S'agissant du GNR, je comprends parfaitement qu'on puisse regretter le report qui est prévu, mais j'ai eu de multiples discussions avec de très petites entreprises des secteurs du transport et du bâtiment et je peux vous dire que la suppression de cet avantage fiscal serait tout simplement insupportable financièrement pour elles : cela effacerait toutes les marges et risquerait de conduire à beaucoup de dégâts sur le plan social. Je ne prétends pas que ce report soit ma décision préférée, mais une question d'acceptabilité économique et sociale se pose pour beaucoup de très petites entreprises.
En ce qui concerne les salaires, je crois avoir déjà répondu. Tous les dispositifs d'intéressement et de participation doivent être utilisés, de même que la prime PEPA.
Monsieur de Courson, je n'ai pas mis cinq ans à m'apercevoir que la cote d'alerte était atteinte et qu'il fallait gérer les finances publiques avec sérieux.
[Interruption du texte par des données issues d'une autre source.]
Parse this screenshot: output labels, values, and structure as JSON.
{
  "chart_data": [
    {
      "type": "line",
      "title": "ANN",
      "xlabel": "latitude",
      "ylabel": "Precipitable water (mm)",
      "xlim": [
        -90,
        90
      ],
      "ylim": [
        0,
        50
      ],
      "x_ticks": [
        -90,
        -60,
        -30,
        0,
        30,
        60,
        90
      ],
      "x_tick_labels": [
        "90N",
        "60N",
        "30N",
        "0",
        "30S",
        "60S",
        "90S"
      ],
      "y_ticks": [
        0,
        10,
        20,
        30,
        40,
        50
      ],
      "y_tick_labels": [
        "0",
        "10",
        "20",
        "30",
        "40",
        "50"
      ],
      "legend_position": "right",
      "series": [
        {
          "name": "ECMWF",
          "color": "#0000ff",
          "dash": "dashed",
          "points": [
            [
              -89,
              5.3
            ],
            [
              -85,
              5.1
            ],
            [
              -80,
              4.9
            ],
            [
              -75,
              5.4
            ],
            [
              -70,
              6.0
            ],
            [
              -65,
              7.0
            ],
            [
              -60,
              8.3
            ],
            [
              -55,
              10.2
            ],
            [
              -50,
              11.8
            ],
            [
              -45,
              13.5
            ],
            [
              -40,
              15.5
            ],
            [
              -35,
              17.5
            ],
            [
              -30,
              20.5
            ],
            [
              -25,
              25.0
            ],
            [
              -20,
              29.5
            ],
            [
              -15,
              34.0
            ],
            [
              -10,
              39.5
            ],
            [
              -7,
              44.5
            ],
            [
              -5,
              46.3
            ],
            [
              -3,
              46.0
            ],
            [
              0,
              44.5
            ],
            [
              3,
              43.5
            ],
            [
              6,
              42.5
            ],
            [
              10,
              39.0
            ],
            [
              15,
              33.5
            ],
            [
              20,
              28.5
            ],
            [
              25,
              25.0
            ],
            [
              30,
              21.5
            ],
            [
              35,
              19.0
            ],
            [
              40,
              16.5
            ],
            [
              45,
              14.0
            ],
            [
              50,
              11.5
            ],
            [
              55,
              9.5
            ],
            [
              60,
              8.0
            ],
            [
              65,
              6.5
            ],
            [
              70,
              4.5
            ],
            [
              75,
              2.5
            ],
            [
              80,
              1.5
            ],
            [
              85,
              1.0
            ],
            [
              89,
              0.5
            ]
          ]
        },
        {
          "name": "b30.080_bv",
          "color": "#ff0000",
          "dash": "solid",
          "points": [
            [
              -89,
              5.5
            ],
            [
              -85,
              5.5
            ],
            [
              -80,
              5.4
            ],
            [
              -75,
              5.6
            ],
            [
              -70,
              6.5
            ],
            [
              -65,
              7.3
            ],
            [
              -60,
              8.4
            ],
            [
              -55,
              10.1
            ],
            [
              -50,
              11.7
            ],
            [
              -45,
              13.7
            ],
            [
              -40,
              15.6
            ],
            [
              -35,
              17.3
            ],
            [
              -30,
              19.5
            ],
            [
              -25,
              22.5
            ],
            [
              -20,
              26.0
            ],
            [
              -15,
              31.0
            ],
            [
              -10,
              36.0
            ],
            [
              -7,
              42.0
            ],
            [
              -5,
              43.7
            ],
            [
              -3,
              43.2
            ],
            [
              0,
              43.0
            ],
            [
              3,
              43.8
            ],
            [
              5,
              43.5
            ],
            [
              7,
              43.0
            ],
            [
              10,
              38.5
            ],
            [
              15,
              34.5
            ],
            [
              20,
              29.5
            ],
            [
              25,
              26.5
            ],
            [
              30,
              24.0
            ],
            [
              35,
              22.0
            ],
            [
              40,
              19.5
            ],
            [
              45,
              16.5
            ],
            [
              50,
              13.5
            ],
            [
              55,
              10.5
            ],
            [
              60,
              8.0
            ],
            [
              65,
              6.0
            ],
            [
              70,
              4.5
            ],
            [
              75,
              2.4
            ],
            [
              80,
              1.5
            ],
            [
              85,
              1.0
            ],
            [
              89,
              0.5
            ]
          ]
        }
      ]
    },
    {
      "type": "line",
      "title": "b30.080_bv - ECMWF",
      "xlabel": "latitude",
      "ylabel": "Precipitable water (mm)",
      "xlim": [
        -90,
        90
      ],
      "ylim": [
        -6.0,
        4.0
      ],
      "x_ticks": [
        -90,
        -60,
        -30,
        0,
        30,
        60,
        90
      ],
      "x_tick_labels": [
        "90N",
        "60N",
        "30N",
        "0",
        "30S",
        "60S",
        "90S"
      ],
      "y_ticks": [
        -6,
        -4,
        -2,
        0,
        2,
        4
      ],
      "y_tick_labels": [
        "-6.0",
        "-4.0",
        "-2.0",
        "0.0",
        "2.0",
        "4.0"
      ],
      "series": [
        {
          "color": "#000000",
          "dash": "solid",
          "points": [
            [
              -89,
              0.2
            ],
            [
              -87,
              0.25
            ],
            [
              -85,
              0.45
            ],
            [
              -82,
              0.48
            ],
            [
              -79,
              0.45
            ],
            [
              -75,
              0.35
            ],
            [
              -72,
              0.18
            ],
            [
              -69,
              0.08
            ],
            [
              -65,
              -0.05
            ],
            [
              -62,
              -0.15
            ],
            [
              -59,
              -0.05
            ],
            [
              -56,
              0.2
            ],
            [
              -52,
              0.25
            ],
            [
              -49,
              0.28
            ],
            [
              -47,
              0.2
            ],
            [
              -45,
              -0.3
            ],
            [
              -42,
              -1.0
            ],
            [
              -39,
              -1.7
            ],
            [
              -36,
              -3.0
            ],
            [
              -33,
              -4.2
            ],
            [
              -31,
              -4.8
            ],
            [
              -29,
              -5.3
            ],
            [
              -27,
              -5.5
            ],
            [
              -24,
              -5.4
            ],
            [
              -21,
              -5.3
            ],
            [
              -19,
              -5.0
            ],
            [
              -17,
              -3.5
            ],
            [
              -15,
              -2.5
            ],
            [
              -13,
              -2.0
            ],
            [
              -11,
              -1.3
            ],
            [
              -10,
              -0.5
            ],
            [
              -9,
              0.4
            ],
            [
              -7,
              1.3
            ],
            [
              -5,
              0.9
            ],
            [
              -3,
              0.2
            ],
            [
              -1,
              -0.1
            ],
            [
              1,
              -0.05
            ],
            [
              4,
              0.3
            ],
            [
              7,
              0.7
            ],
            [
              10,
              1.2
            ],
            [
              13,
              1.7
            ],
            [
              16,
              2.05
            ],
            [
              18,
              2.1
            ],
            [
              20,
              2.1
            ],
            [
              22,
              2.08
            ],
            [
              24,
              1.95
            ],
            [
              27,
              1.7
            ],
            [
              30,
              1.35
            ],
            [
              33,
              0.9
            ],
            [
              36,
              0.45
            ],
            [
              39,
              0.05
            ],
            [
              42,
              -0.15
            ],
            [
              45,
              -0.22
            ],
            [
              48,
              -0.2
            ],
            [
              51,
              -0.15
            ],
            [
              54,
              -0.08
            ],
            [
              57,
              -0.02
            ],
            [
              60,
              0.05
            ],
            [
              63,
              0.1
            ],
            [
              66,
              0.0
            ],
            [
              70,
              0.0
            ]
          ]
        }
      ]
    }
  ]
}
Je rappelle que nous avons sorti la France de la procédure de déficit excessif, contrairement à d'autres majorités. Nous sommes revenus, dès 2018, sous le seuil de 3 % de déficit budgétaire. Le quinquennat a ensuite été affecté par la crise des gilets jaunes, puis par la crise économique la plus grave depuis 1929. Celle-ci nous a amenés à protéger les entreprises, les salariés mais aussi les finances publiques dans le cadre du « quoi qu'il en coûte ». Toutes les évaluations de l'OCDE, du FMI et de l'INSEE montrent que nous aurions un niveau de dette publique plus élevé, de 12 ou 14 points, si nous avions laissé une catastrophe sociale et économique se produire dans notre pays.
La dette publique est-elle soutenable ? De fait, oui ; ne cédons pas à la panique. Elle est soutenable puisque nous finançons notre dette à des taux d'intérêt certes plus élevés mais qui restent raisonnables et que notre spread demeure contenu. Faut-il continuer dans la même direction ? Certainement pas. Nous devons réduire la dette publique pour éviter d'être confrontés à des problèmes de financement. Ma responsabilité première en tant que ministre des finances est de garantir que nous pouvons financer correctement la dette publique, que nous la réduisons – c'est une question d'indépendance et de souveraineté – et que nous poursuivons la baisse des déficits pour atteindre les 3 % en 2027. Faut-il, afin d'y parvenir, réduire les dépenses publiques ? Certainement. Néanmoins, ce n'est pas la seule solution, et je ne crois absolument pas à l'austérité, qui serait particulièrement malvenue aujourd'hui. Je considère que la meilleure manière de revenir à des finances publiques saines est le plein emploi, mais le plein emploi seul et la croissance seule ne suffisent pas. Il faut aussi réduire un certain nombre de dépenses publiques. Des députés m'ont proposé de travailler sur ce sujet en prévision du projet de loi de finances pour 2023 : cette initiative, de Daniel Labaronne, me semble particulièrement bienvenue.
Concernant les prélèvements obligatoires, le ratio augmente en effet, tout simplement parce que la richesse nationale a diminué, la croissance ayant été plus faible ces derniers mois. Je rappelle toutefois que nous avons réduit les impôts de 50 milliards d'euros au cours du quinquennat précédent. C'était la plus forte baisse d'impôts depuis plusieurs décennies dans notre pays.
J'en viens au déficit structurel. Je rappelle que nous avons droit, dans le cadre de la révision du bras préventif du pacte de stabilité et de croissance, à une déviation de 0,6 point par an, soit 1,2 point sur deux ans. L'écart par rapport à la norme européenne, à savoir 0,5 point de PIB, est donc de 0,7 point, sur deux ans, soit 0,35 point par an. C'est à peu près ce à quoi nous parvenons aujourd'hui – pas tout à fait, mais à peu près. Vous le verrez lorsque vous examinerez le programme de stabilité. Je confirme que nos marges de manœuvre, si nous voulons rester dans les clous européens, sont effectivement réduites, ce qui nous amène à faire attention à chaque euro.